Organising the event is Brazilian-born Australian resident and entrepreneur Julio De Laffitte.

Laffitte, 46, made his money using a traditional strategy – investing in property. He bought his first house in his early 20s and has built a portfolio of over 70 properties which he estimates is worth over $40 million and pays for itself.

“I didn’t buy my house, my houses bought my house,” he said.

Laffitte’s properties are scattered around Brisbane, Perth, Melbourne, Sydney’s outskirts, Northern NSW and the Gold Coast.

“I have decided to be less speculative in the more traditional sense because it works,” he said. “I have followed the growth of the major cities.”

He hasn’t always been lucky. In the past Laffitte chased the mining boom, buying up properties around mines but he was burnt when operations shut.

“In years past I chased the mining boom and bought houses where the mines were going to be and were the mining towns were going to flourish,” he said, adding when the mines go property values and populations fall.

So now he only buys property in areas where he won’t have to sell to make a return.

“I want to keep it for life,” he said, adding Australia was one of the best places to build a property portfolio.

“You pay no tax on your own home,” he said. “When you invest here the tax regime gives you so many concessions.”

Here are his top tips for building a smart property portfolio.

1. Don’t Chase A Pay Rise

It all starts with how you think about your income, Laffitte said. Many people have been “indoctrinated to get a job and once they get a job they need to get a pay rise so they can up their lifestyle,” he said.

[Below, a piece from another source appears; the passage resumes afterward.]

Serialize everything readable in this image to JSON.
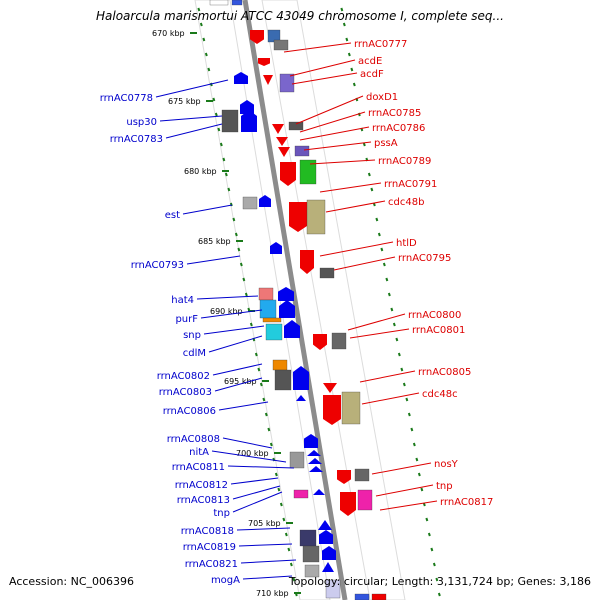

“The moment you get a pay rise you pay more tax. You match your expenses to that pay rise,” Laffitte said.

“All you get is a little improvement on your lifestyle but not on your wealth.”

But it doesn’t have to work like that.

He said you should go to work to build on an asset base so that you can go to work to “do what you want to do not what you have to do”.

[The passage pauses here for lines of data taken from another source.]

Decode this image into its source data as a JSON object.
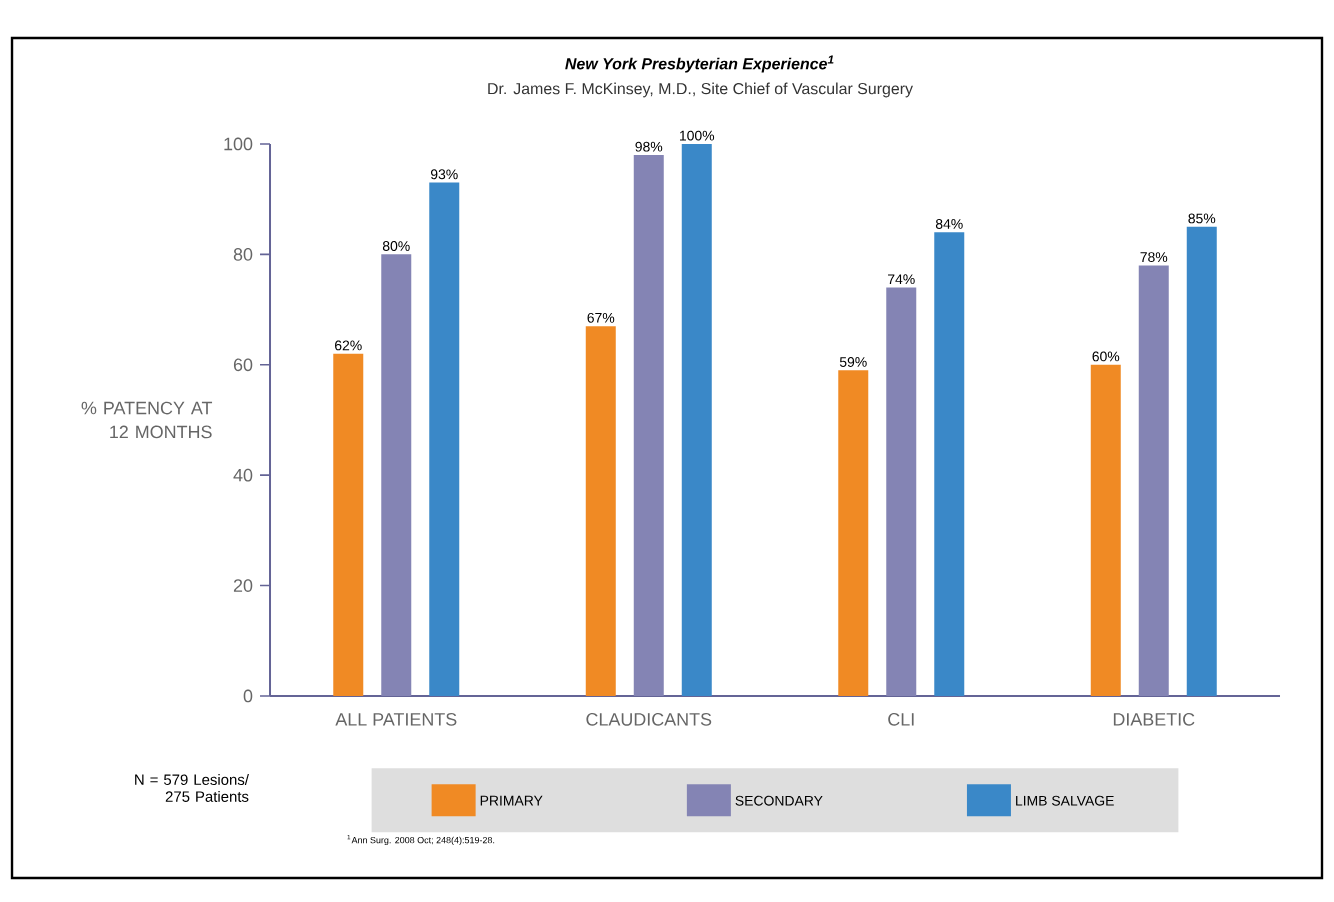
{
  "chart_data": {
    "type": "bar",
    "title": "New York Presbyterian Experience$^{1}$",
    "subtitle": "Dr. James F. McKinsey, M.D., Site Chief of Vascular Surgery",
    "ylabel": "% PATENCY AT 12 MONTHS",
    "categories": [
      "ALL PATIENTS",
      "CLAUDICANTS",
      "CLI",
      "DIABETIC"
    ],
    "series": [
      {
        "name": "PRIMARY",
        "color": "#f08a24",
        "values": [
          62,
          67,
          59,
          60
        ],
        "value_labels": [
          "62%",
          "67%",
          "59%",
          "60%"
        ]
      },
      {
        "name": "SECONDARY",
        "color": "#8484b4",
        "values": [
          80,
          98,
          74,
          78
        ],
        "value_labels": [
          "80%",
          "98%",
          "74%",
          "78%"
        ]
      },
      {
        "name": "LIMB SALVAGE",
        "color": "#3a88c8",
        "values": [
          93,
          100,
          84,
          85
        ],
        "value_labels": [
          "93%",
          "100%",
          "84%",
          "85%"
        ]
      }
    ],
    "ylim": [
      0,
      100
    ],
    "yticks": [
      0,
      20,
      40,
      60,
      80,
      100
    ],
    "grid": false,
    "legend": "bottom",
    "annotations": [
      "N = 579 Lesions/ 275 Patients",
      "$^{1}$Ann Surg. 2008 Oct; 248(4):519-28."
    ]
  }
}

An income can help you set up a “chain-reaction” of assets where houses buy houses and then they buy everything else.

“Don’t just buy your house, buy an investment property first and drive the debt down,” he said, adding “as soon as you can, buy another one”.

“The moment those houses go cash flow positive, buy shares in managed funds,” he recommended.

2. Never Sell Property

You never pay capital gains if you never sell.

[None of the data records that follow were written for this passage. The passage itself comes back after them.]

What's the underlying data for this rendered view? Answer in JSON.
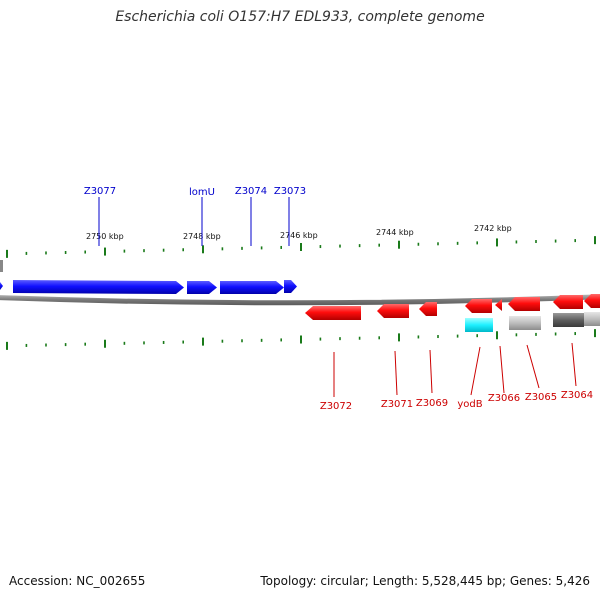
{
  "title": "Escherichia coli O157:H7 EDL933, complete genome",
  "footer": {
    "accession": "Accession: NC_002655",
    "summary": "Topology: circular; Length: 5,528,445 bp; Genes: 5,426"
  },
  "ruler": {
    "unit": "kbp",
    "labels": [
      "2750 kbp",
      "2748 kbp",
      "2746 kbp",
      "2744 kbp",
      "2742 kbp"
    ]
  },
  "genes_forward": [
    {
      "name": "Z3077",
      "color": "#0000cc"
    },
    {
      "name": "lomU",
      "color": "#0000cc"
    },
    {
      "name": "Z3074",
      "color": "#0000cc"
    },
    {
      "name": "Z3073",
      "color": "#0000cc"
    }
  ],
  "genes_reverse": [
    {
      "name": "Z3072",
      "color": "#cc0000"
    },
    {
      "name": "Z3071",
      "color": "#cc0000"
    },
    {
      "name": "Z3069",
      "color": "#cc0000"
    },
    {
      "name": "yodB",
      "color": "#cc0000"
    },
    {
      "name": "Z3066",
      "color": "#cc0000"
    },
    {
      "name": "Z3065",
      "color": "#cc0000"
    },
    {
      "name": "Z3064",
      "color": "#cc0000"
    }
  ],
  "colors": {
    "forward_strand": "#1a1aff",
    "reverse_strand": "#ff1a1a",
    "tick": "#1a7a1a",
    "backbone": "#888888",
    "cyan_feature": "#22ffff",
    "gray_feature": "#bbbbbb",
    "darkgray_feature": "#666666"
  }
}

“People think they have to sell to cash out,” he said.

But if you set up your property investments as “an enormous credit card” using a well structured financial facility you can fund your lifestyle and your next purchases with your previous ones.

3. Don’t Look At Your Tax Refund As Income

Those who are lucky enough to receive a tax refund shouldn’t look at it as income, Laffitte said.

Instead that cheque should be put into the mortgage to drive the debt down each year.

It’s not a risky investment strategy, it’s very traditional.

4. Location Matters

While Laffitte now employs three people to tell him where to buy property he has learnt a few things about picking suburbs that will grow in both value and population.

“What you’re chasing is infrastructure,” he said, adding big upgrades in infrastructure suggests the suburb is going to expand.

For long term growth, Laffitte said you also need to consider where the everyday person wants to live.

“I do own some high end properties and they all got hit, some of them dropped 20-25% but none of my four bedroom double lock-up garage houses got impacted. The maximum they went down was 2%,” he said.

“What you’re looking for is where the cop, the teacher, the everyday person will live.”

While there are some high-end suburbs around the country where Laffitte said you “can’t go wrong”, – including Mosman in Sydney, around the river in Brisbane and South Yarra in Melbourne – the entry point into those markets is much higher.

He said you could buy one apartment in the CBD or you could purchase two houses in the outer suburbs where infrastructure is being developed.

“I’ll buy the two houses,” he said. “It’s nothing to do with the house or the apartment it’s to do with the numbers in the background.”